Legal Framework: Section 123 of the Transfer of Property Act requires gift of immovable property to be by registered instrument. However, the Supreme Court in Sanjeev Lal vs. CIT recognized that a right in personam can arise even without registered deed in certain cases.

Court's Interpretation: The Tribunal accepted the oral gift made on marriage occasion in 2015 as valid, supported by customs and traditions, and later formalized by registered gift deed and streedhan agreement.

Application: The Tribunal held that the gift was effective to transfer ownership rights for the purpose of section 54F, notwithstanding late registration.

Conclusion: Oral gift recognized by custom and later registered is valid for exemption purposes.

Overall Treatment of Competing Arguments: The Revenue's reliance on technical and procedural grounds such as absence of registered gift deed at the time of gift, timing of purchase registration, due date for filing return, and extent of land constructed upon was rejected. The Tribunal emphasized the benevolent nature of section 54F, requiring liberal interpretation to effectuate legislative intent to encourage investment in residential houses.

Significant Holdings

"Section 54F is a beneficial provision allowing for exemption from chargeability of Capital Gains in certain cases, where the net sale consideration is invested in new residential house. In a plethora of judgements, Courts have firmly laid down the rule that a provision for deduction, exemption or relief should be interpreted liberally, reasonably in favour of the assessee; and it should be construed so as to effectuate the object of the legislature, and not to defeat it."

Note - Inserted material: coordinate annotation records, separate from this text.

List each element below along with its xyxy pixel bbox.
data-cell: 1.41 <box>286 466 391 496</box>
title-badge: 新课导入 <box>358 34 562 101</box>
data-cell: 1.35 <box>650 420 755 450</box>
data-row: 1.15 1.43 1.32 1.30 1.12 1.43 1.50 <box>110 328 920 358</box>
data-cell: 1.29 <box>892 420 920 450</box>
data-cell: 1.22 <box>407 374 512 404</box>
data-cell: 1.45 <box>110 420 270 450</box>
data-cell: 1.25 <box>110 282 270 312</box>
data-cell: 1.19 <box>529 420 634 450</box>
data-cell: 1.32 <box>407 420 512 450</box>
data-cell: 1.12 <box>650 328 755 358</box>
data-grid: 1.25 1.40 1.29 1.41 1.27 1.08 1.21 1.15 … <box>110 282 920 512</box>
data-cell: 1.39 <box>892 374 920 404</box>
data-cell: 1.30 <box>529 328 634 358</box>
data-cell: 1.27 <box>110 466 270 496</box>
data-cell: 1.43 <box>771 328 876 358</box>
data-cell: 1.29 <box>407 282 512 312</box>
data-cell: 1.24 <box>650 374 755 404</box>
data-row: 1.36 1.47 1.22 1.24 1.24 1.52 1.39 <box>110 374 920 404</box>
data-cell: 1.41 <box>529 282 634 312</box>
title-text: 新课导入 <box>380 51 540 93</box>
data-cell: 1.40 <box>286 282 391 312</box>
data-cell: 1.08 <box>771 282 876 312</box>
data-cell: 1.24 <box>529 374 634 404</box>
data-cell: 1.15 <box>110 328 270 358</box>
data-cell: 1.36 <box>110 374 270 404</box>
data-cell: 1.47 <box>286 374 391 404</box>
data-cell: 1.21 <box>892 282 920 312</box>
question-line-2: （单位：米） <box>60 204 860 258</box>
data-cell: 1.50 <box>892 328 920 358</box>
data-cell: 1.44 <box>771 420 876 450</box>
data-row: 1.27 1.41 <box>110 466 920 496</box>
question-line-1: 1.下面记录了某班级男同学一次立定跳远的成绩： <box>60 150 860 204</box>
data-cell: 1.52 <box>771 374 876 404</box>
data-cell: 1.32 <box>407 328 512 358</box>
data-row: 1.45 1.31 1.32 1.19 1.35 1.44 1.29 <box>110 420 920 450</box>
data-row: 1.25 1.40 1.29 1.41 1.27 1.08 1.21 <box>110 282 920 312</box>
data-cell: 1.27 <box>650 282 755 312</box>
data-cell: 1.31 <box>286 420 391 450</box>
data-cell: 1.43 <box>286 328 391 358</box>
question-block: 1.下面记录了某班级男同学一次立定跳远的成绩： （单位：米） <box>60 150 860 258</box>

"The gift was given at the time of a social occasion (ie. marriage), in accordance with prevailing traditions; and it was made between two natural persons having bonds of natural love and affection. The gift has been later recognized in two registered documents also, namely the Streedhan Agreement and by way of Gift Deed. Therefore, the appellant cannot be regarded as owner of the said residential House Property at Gayatri Gardens, as on the sale of shares in June 2021."

"The due date for furnishing return of income under section 139(1), as applicable to the appellant being partner in a firm, whose accounts have indeed been audited under section 44AB of the Act, was 31st October 2022. The appellant has made the qualifying investment towards construction of new house, by way for purchase of land, on 18th October 2022. Further, the appellant has made the qualifying deposit of unutilized part of the sale consideration in the Capital Gains Accounts Scheme on 28th October 2022. In other words, the appellant has duly satisfied the technical requirements enjoined under sub-section (4) of section 54F."

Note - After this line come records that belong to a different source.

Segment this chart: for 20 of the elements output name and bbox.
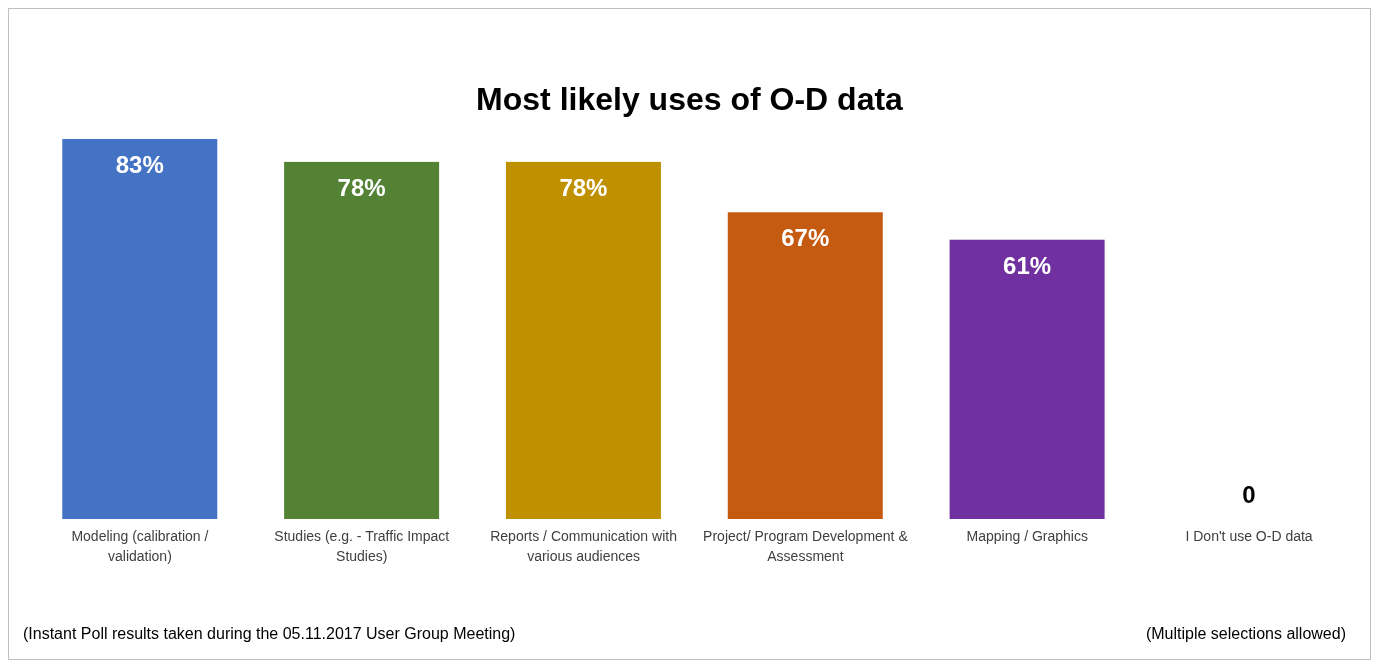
text: (Instant Poll results taken during the 05.11.2017 User Group Meeting) (23, 625, 516, 643)
data-label: 0 (1242, 481, 1256, 508)
x-tick-label: Mapping / Graphics (966, 528, 1088, 544)
data-label: 83% (115, 151, 164, 178)
bar (62, 139, 218, 519)
x-tick-label: Project/ Program Development & Assessment (703, 528, 909, 564)
data-label: 67% (781, 224, 830, 252)
bar (284, 161, 440, 519)
x-tick-label: I Don't use O-D data (1185, 528, 1313, 544)
bar (727, 212, 883, 519)
chart-title: Most likely uses of O-D data (475, 81, 904, 118)
x-tick-label: Studies (e.g. - Traffic Impact Studies) (274, 528, 450, 564)
bar (505, 161, 661, 519)
data-label: 78% (559, 173, 608, 201)
text: (Multiple selections allowed) (1145, 625, 1346, 643)
data-label: 78% (337, 173, 386, 201)
x-tick-label: Reports / Communication with various audiences (490, 528, 677, 564)
x-tick-label: Modeling (calibration / validation) (71, 528, 209, 564)
bar (949, 239, 1105, 519)
data-label: 61% (1003, 251, 1052, 279)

"It is irrelevant whether the assessee has constructed building on entire portion of land and has only utilised portion of land for residential house and kept remaining land vacant. In our considered view, what is required to be seen is, whether the land purchased by the assessee for construction of residential house or not? Once the land is purchased for the purpose of construction of house property, then, there is no reason to disallow deduction only on the ground that the assessee has used part of land for construction of house property."

"The provisions of section 54F has been interpreted by various Courts and held that, once an assessee falls within the ambit of a beneficial provision, then, the said provision should be liberally interpreted."

The final determinations on each issue are:

- The assessee was not disqualified under proviso to section 54F(1) for owning more than one residential house on the date of transfer, as the gift to the daughter was valid despite late registration.

- The purchase of another residential house within one year after transfer did not violate proviso to section 54F(1), as substantial payment was made prior to transfer and possession was taken after one year.

- The assessee complied with the due date for investment/deposit under section 54F(4) and section 139(1), being 31.10.2022 applicable to partner in audited firm.

- Investment in purchase of vacant land coupled with construction of residential house within prescribed period qualifies for exemption under section 54F.

- The exemption claimed under section 54F amounting to Rs. 53,22,48,667/- was rightly allowed, and the addition disallowing exemption was deleted.